W Polsce nadchodzi urodzaj. Klęsk.
Pierwszy raz od czasów odzyskania przez kraj nasz niepodległości nauczyciele, uczniowie i ich rodzice nie wiedzą w jakich warunkach przyjdzie im odbywać obowiązkowe nadal nauczanie. Nawet za czasów okupacji niemieckiej i radzieckiej narzucone przez okupantów reguły były bardziej spójne i wszystkim lepiej znane niż za obecnych rządów PiS.
Elity PiS sprawiają wrażenie jakby żyły w innym, wykreowanym przez siebie świecie. Tryskają hurra optymizmem i szampańskim humorem. Wedle starego refrenu: „Szabel nam nie zabraknie, szlachta na koń wsiędzie, Ja z synowcem na czele, i – jakoś to będzie”.
Dzieje się tak także dlatego, że pan minister Dariusz Piątkowski wagarował w pracy. Uznał zapewne, że wakacje to czas wypoczynku dla niego i jego resortu. Aby zaczarować rzeczywistość i dobrze wypaść w mediach znalazł kilku zaprzyjaźnionych dyrektorów szkół na Podlasiu, którzy urządzili akademię na część swego pana ministra. Opowiadali jak nich wszystko gotowe i pozapinane jest.
Trzydziestego pierwszego stycznia 1939 roku ówczesna polska prasa też pełna była „eksperckich” głosów zapewniających, że Hitler zwariował, a polska armia rozprawi się z niemiecką w ciągu najwyżej dwóch tygodni.
Klęska spadła na prezydenta Warszawy Rafała Trzaskowskiego, niedawnego najpopularniejszego kandydata opozycji w wyborach prezydenckich. Jego polityczny plan powołania nowego ruchu solidarnościowego utonął w rzeczywistym, nie przysłowiowym, gównie. Zatopiła go awaria warszawskiego kolektora ścieków.

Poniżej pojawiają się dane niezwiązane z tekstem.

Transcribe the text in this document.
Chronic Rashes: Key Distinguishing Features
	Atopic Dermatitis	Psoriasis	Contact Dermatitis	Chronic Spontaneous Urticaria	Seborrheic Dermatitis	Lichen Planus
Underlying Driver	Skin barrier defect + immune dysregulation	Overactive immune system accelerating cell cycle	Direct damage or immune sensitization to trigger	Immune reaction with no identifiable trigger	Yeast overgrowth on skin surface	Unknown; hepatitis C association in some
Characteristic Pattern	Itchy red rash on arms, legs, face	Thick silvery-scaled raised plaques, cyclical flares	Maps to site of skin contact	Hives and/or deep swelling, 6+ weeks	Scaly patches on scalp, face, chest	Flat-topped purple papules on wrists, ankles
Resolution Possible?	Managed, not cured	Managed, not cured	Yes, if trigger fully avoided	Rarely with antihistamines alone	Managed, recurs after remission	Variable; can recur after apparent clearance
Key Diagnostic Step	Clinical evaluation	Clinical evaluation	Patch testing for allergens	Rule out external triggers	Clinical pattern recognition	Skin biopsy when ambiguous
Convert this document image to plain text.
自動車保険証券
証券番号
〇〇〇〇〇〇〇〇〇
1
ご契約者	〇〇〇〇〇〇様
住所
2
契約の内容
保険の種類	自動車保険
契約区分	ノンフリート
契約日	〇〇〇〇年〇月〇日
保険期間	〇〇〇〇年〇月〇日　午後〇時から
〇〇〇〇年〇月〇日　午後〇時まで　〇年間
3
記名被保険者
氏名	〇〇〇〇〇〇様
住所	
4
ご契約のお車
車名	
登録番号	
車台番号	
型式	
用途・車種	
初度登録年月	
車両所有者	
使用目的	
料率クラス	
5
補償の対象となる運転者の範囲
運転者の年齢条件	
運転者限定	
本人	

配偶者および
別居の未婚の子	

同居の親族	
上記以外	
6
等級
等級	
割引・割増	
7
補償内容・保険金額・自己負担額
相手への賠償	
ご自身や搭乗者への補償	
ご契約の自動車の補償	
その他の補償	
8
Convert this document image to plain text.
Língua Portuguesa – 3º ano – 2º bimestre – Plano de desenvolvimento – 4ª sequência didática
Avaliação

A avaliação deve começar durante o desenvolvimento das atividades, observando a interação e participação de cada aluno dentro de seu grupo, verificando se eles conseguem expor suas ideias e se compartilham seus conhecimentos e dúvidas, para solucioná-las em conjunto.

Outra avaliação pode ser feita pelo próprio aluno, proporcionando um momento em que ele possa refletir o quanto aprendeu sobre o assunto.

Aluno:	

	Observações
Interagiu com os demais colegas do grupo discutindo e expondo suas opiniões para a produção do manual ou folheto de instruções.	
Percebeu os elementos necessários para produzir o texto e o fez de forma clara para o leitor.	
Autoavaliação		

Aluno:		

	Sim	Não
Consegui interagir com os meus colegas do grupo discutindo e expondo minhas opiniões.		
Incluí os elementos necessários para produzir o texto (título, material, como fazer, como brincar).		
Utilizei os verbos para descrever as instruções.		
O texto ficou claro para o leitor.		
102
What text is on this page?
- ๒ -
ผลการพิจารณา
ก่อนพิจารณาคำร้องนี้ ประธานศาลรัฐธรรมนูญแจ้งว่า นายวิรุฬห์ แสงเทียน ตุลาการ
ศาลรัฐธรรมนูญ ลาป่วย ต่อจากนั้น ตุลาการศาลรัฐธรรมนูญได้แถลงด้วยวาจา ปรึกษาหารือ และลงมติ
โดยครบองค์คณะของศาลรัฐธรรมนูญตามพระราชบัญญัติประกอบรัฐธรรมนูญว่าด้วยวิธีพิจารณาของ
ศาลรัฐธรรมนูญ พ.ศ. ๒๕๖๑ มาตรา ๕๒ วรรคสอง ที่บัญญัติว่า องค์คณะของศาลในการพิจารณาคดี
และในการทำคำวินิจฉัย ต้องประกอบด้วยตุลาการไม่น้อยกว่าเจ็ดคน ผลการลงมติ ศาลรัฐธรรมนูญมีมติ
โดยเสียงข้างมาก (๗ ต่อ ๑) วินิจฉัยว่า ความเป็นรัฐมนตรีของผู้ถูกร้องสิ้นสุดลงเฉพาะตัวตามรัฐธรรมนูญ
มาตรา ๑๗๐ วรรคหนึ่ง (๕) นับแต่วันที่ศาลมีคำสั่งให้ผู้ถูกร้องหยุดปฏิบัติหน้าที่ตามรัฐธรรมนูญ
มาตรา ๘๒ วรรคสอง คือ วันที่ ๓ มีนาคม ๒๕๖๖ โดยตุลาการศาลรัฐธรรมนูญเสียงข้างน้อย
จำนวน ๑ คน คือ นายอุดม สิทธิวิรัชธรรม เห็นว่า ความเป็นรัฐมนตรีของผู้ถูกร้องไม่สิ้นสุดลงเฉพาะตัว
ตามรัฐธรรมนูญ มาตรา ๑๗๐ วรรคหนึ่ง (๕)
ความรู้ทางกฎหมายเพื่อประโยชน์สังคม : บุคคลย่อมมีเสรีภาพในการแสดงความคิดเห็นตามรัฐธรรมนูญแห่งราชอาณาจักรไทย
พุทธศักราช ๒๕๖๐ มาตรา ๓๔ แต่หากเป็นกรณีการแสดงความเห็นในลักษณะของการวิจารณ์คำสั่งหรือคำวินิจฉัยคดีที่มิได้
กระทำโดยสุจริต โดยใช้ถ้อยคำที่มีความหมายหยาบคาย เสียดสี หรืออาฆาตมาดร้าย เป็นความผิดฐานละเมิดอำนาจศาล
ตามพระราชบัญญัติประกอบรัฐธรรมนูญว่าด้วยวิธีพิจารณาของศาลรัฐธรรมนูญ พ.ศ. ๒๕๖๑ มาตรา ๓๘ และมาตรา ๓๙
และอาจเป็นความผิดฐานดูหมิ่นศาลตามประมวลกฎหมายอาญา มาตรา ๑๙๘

Ścieki warszawskie wypływają po raz drugi w ostatnich dwóch latach. Pierwszy wypływ z 2019 roku został skutecznie wykorzystany przez zjednoczony front propagandowy PiS przeciwko kandydującemu rok później w prezydenckich wyborach Rafałowi Trzaskowskiemu. Teraz druga fala gówna zgasiła zapał ekipy Trzaskowskiego do inauguracji nowego ruchu politycznego.
Trzaskowski, wielka nadzieja na odmłodzenie polskiej demokracji, stał się ofiarą polskiego „tupolewizmu”, czyli działań krótkowzrocznych, nieliczących się z obowiązującymi normami i procedurami.
Ofiarą błędnej decyzji z 2005 roku podjętej przez ówczesnego prezydenta Warszawy Lecha Kaczyńskiego skreślającej budowę oczyszczalni ścieków w lewobrzeżnej Warszawie. W efekcie całe warszawskie gówno zaczęto przesyłać pod Wisłą na prawy brzeg, co spotęgowało jedyni szanse na awarie i katastrofy. Bo zwykle takie „gówniane” oszczędności prowadzą jedynie do erupcji realnego gówna.
Jest też Trzaskowski ofiarą poprzednich rządów Platformy Obywatelskiej w Warszawie. Przetargu na wadliwy ściekociąg zrealizowanego za czasów prezydentury Hanny Gronkiewicz- Waltz. I budowy za jej prezydentury tej nieudanej i pachnącej korupcyjną inwestycji.
Trwa plemienna wojna polsko- polska o organizację uroczystości ku czci klęski wrześniowej z 1939 roku. Właśnie elity PiS odebrały elitom PO teren dawnej patriotycznej piaskownicy na gdańskim Westerplatte. Niebawem przerobią ją na atrakcyjny park rozrywki patriotycznej. Dzięki temu jaśniepaństwo z PiS świetnie pobawią się w patriotów.
Zabawią się we własnym gronie, bo nikt z zagranicy tam nie przyjedzie. Nie będzie nawet niemieckiego ambasadora, którego z tej okazji można byłoby wezwać do tablicy i publicznie zawstydzić.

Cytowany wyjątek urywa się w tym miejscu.